Examples

Here we present several additional examples of using FedTree.

Distributed Horizontal FedTree with Secure Aggregation

In the horizontal FedTree, the parties have their local datasets with the same feature space but different sample spaces. Also, in each machine, a configuration file needs to be prepared. We take UCI Adult dataset as an example (partitioned data provided in here).

In the server machine, the configuration file server.conf can be:

test_data=./dataset/adult/a9a_horizontal_test
n_parties=2
objective=binary:logistic
mode=horizontal
partition=0
privacy_tech=sa
learning_rate=0.1
max_depth=6
n_trees=50

In the above configuration file, it needs to specifies number of parties, objective function, mode, privacy techniques, and other parameters for the GBDT model. The test_data specifies the dataset for testing.

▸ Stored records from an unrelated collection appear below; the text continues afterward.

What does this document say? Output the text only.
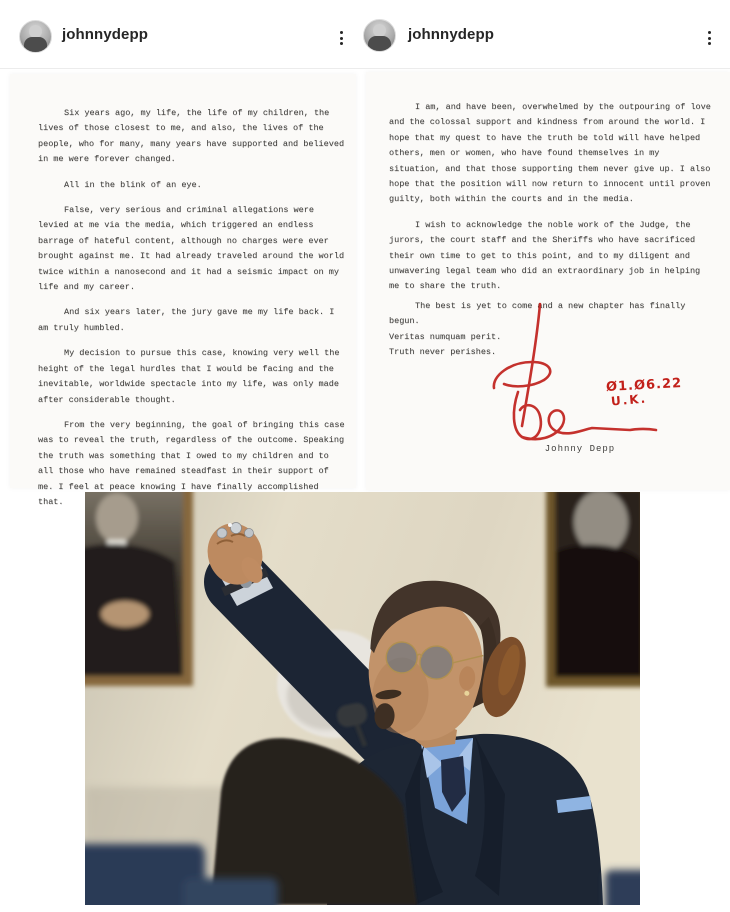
johnnydepp	johnnydepp

Six years ago, my life, the life of my children, the lives of those closest to me, and also, the lives of the people, who for many, many years have supported and believed in me were forever changed.

All in the blink of an eye.

False, very serious and criminal allegations were levied at me via the media, which triggered an endless barrage of hateful content, although no charges were ever brought against me. It had already traveled around the world twice within a nanosecond and it had a seismic impact on my life and my career.

And six years later, the jury gave me my life back. I am truly humbled.

My decision to pursue this case, knowing very well the height of the legal hurdles that I would be facing and the inevitable, worldwide spectacle into my life, was only made after considerable thought.

From the very beginning, the goal of bringing this case was to reveal the truth, regardless of the outcome. Speaking the truth was something that I owed to my children and to all those who have remained steadfast in their support of me. I feel at peace knowing I have finally accomplished that.

I am, and have been, overwhelmed by the outpouring of love and the colossal support and kindness from around the world. I hope that my quest to have the truth be told will have helped others, men or women, who have found themselves in my situation, and that those supporting them never give up. I also hope that the position will now return to innocent until proven guilty, both within the courts and in the media.

I wish to acknowledge the noble work of the Judge, the jurors, the court staff and the Sheriffs who have sacrificed their own time to get to this point, and to my diligent and unwavering legal team who did an extraordinary job in helping me to share the truth.

The best is yet to come and a new chapter has finally begun.

Veritas numquam perit.

Truth never perishes.

Ø1.Ø6.22
U.K.
Johnny Depp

Supposing the ip address of the server is a.b.c.d, in the party machine 1, the configuration file party1.conf can be:

data=./dataset/adult/a9a_horizontal_p0
test_data=./dataset/adult/a9a_horizontal_test
model_path=p1.model
n_parties=2
objective=binary:logistic
mode=horizontal
partition=0
privacy_tech=sa
learning_rate=0.1
max_depth=6
n_trees=50
ip_address=a.b.c.d

The difference between party1.conf and server.conf is that party1.conf needs to specify the path to the local data and the ip address of the server. Similarly, we can have a configuration file for each party machine by changing the data (and model_path if needed). Then, we can run the following commands in the corresponding machines.

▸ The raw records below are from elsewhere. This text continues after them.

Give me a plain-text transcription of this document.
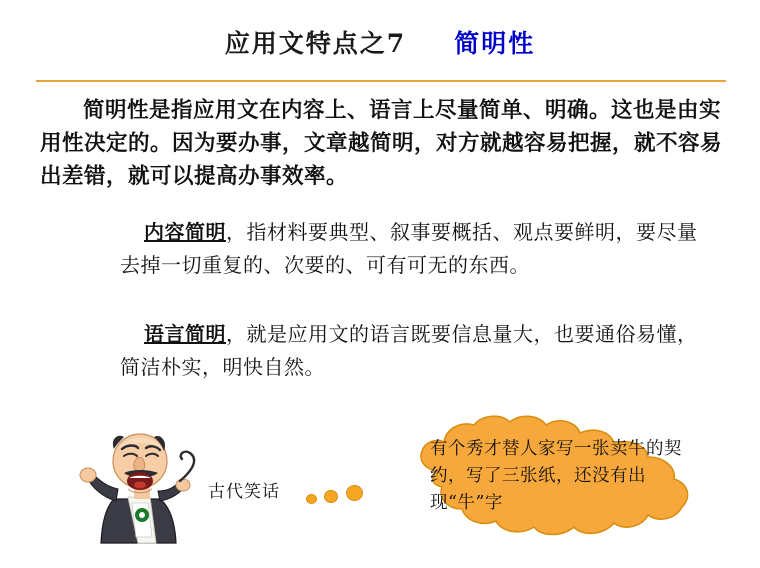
应用文特点之7 简明性
简明性是指应用文在内容上、语言上尽量简单、明确。这也是由实用性决定的。因为要办事，文章越简明，对方就越容易把握，就不容易出差错，就可以提高办事效率。
内容简明，指材料要典型、叙事要概括、观点要鲜明，要尽量去掉一切重复的、次要的、可有可无的东西。
语言简明，就是应用文的语言既要信息量大，也要通俗易懂，简洁朴实，明快自然。
古代笑话
有个秀才替人家写一张卖牛的契约，写了三张纸，还没有出现“牛”字
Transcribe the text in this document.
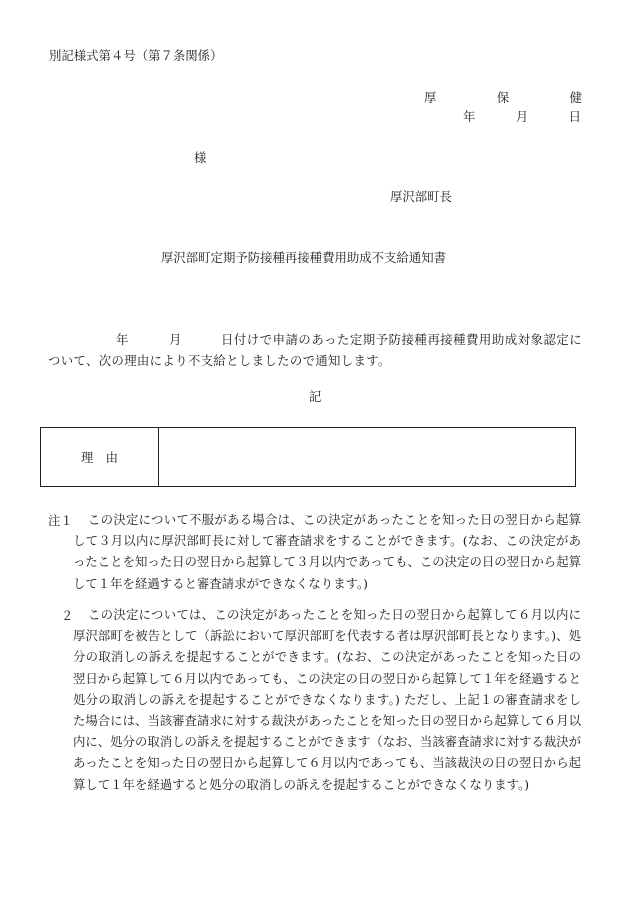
別記様式第４号（第７条関係）
厚	保	健
年	月	日
様
厚沢部町長
厚沢部町定期予防接種再接種費用助成不支給通知書
年	月	日付けで申請のあった定期予防接種再接種費用助成対象認定について、次の理由により不支給としましたので通知します。

記
理　由
注１	この決定について不服がある場合は、この決定があったことを知った日の翌日から起算して３月以内に厚沢部町長に対して審査請求をすることができます。(なお、この決定があったことを知った日の翌日から起算して３月以内であっても、この決定の日の翌日から起算して１年を経過すると審査請求ができなくなります。)

２	この決定については、この決定があったことを知った日の翌日から起算して６月以内に厚沢部町を被告として（訴訟において厚沢部町を代表する者は厚沢部町長となります。)、処分の取消しの訴えを提起することができます。(なお、この決定があったことを知った日の翌日から起算して６月以内であっても、この決定の日の翌日から起算して１年を経過すると処分の取消しの訴えを提起することができなくなります。) ただし、上記１の審査請求をした場合には、当該審査請求に対する裁決があったことを知った日の翌日から起算して６月以内に、処分の取消しの訴えを提起することができます（なお、当該審査請求に対する裁決があったことを知った日の翌日から起算して６月以内であっても、当該裁決の日の翌日から起算して１年を経過すると処分の取消しの訴えを提起することができなくなります。)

# under 'FedTree' directory
# under server machine
./build/bin/FedTree-distributed-server ./server.conf
# under party machine 1
./build/bin/FedTree-distributed-party ./party1.conf 0
# under party machine 2
./build/bin/FedTree-distributed-party ./party2.conf 1
......

In the above commands, the party machines need to add an additional input ID starting from 0 as its party ID.

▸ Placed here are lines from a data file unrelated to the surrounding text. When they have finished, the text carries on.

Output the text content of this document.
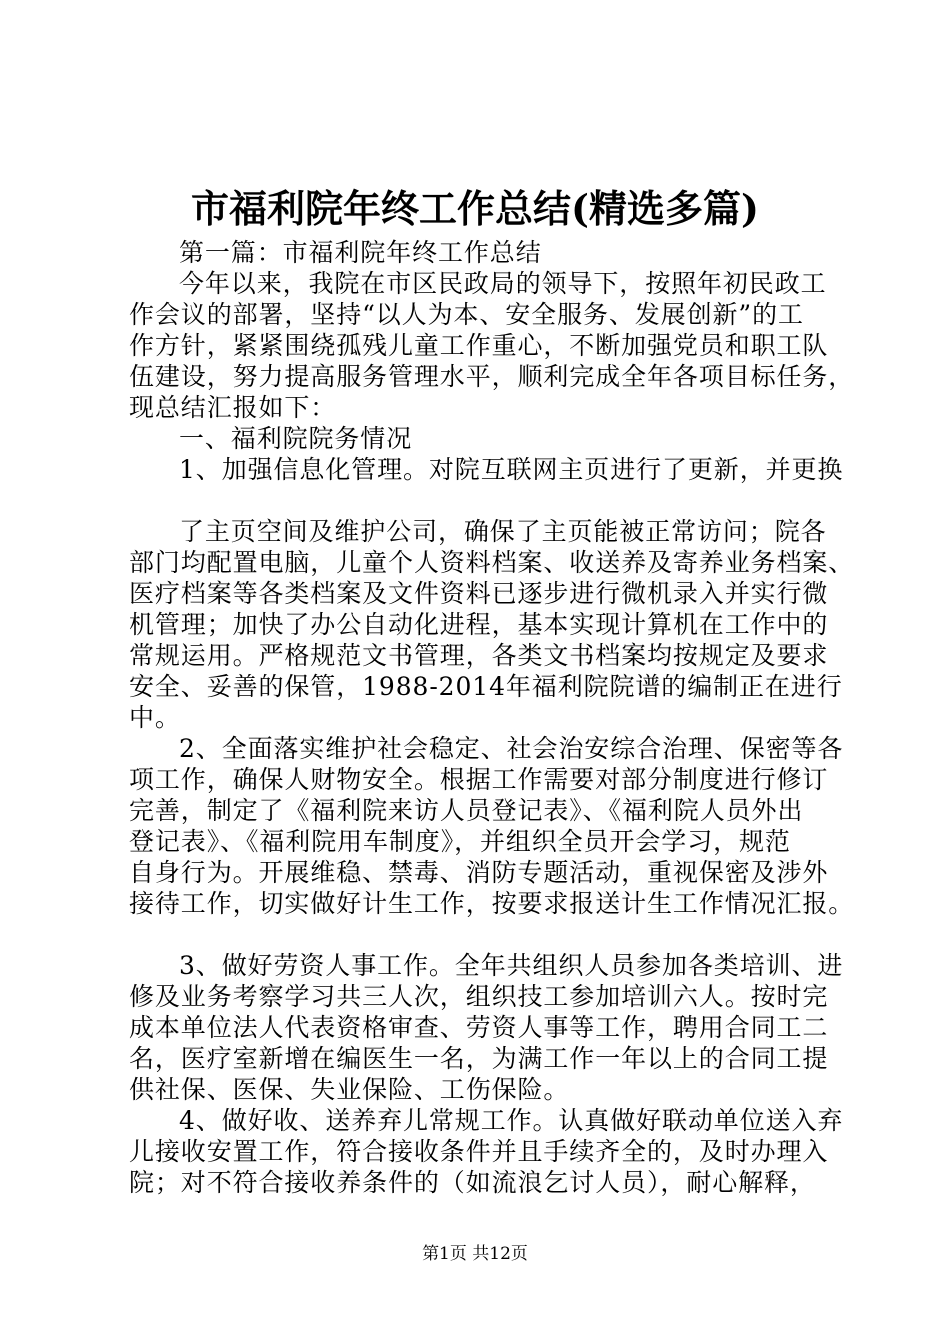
市福利院年终工作总结(精选多篇)
第一篇：市福利院年终工作总结
今年以来，我院在市区民政局的领导下，按照年初民政工
作会议的部署，坚持“以人为本、安全服务、发展创新”的工
作方针，紧紧围绕孤残儿童工作重心，不断加强党员和职工队
伍建设，努力提高服务管理水平，顺利完成全年各项目标任务，
现总结汇报如下：
一、福利院院务情况
1、加强信息化管理。对院互联网主页进行了更新，并更换
了主页空间及维护公司，确保了主页能被正常访问；院各
部门均配置电脑，儿童个人资料档案、收送养及寄养业务档案、
医疗档案等各类档案及文件资料已逐步进行微机录入并实行微
机管理；加快了办公自动化进程，基本实现计算机在工作中的
常规运用。严格规范文书管理，各类文书档案均按规定及要求
安全、妥善的保管，1988-2014年福利院院谱的编制正在进行
中。
2、全面落实维护社会稳定、社会治安综合治理、保密等各
项工作，确保人财物安全。根据工作需要对部分制度进行修订
完善，制定了《福利院来访人员登记表》、《福利院人员外出
登记表》、《福利院用车制度》，并组织全员开会学习，规范
自身行为。开展维稳、禁毒、消防专题活动，重视保密及涉外
接待工作，切实做好计生工作，按要求报送计生工作情况汇报。
3、做好劳资人事工作。全年共组织人员参加各类培训、进
修及业务考察学习共三人次，组织技工参加培训六人。按时完
成本单位法人代表资格审查、劳资人事等工作，聘用合同工二
名，医疗室新增在编医生一名，为满工作一年以上的合同工提
供社保、医保、失业保险、工伤保险。
4、做好收、送养弃儿常规工作。认真做好联动单位送入弃
儿接收安置工作，符合接收条件并且手续齐全的，及时办理入
院；对不符合接收养条件的（如流浪乞讨人员），耐心解释，
第1页 共12页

Distributed Vertical FedTree with Homomorphic Encryption

In the vertical FedTree, the parties have their local datasets with the same sample space but different feature spaces. Moreover, at least one party has the labels of the samples. We need to specify one of the parties that has labels as the aggregator. Suppose party machine 1 is the aggregator. Then, we need to write a server configuration file server.conf, e.g.,

data=./dataset/adult/a9a_vertical_p0
test_data=./dataset/adult/a9a_vertical_test
n_parties=2
mode=vertical
partition=0
reorder_label=1
objective=binary:logistic
privacy_tech=he
learning_rate=0.1
max_depth=6
n_trees=50

For each party machine, supposing the ip address of the aggregator is a.b.c.d, we need to write a configuration file, e.g., party1.conf in party 1

data=./dataset/adult/a9a_vertical_p0
test_data=./dataset/adult/a9a_vertical_test
model_path=p1.model
n_parties=2
mode=vertical
partition=0
reorder_label=1
objective=binary:logistic
privacy_tech=he
learning_rate=0.1
max_depth=6
n_trees=50
ip_address=a.b.c.d

Then, we can run the following commands in the corresponding machines:

#under aggregator machine (i.e., party machine 1)
./build/bin/FedTree-distributed-server ./server.conf
#under party machine 1
./build/bin/FedTree-distributed-party ./party1.conf 0
#under party machine 2
./build/bin/FedTree-distributed-party ./party2.conf 1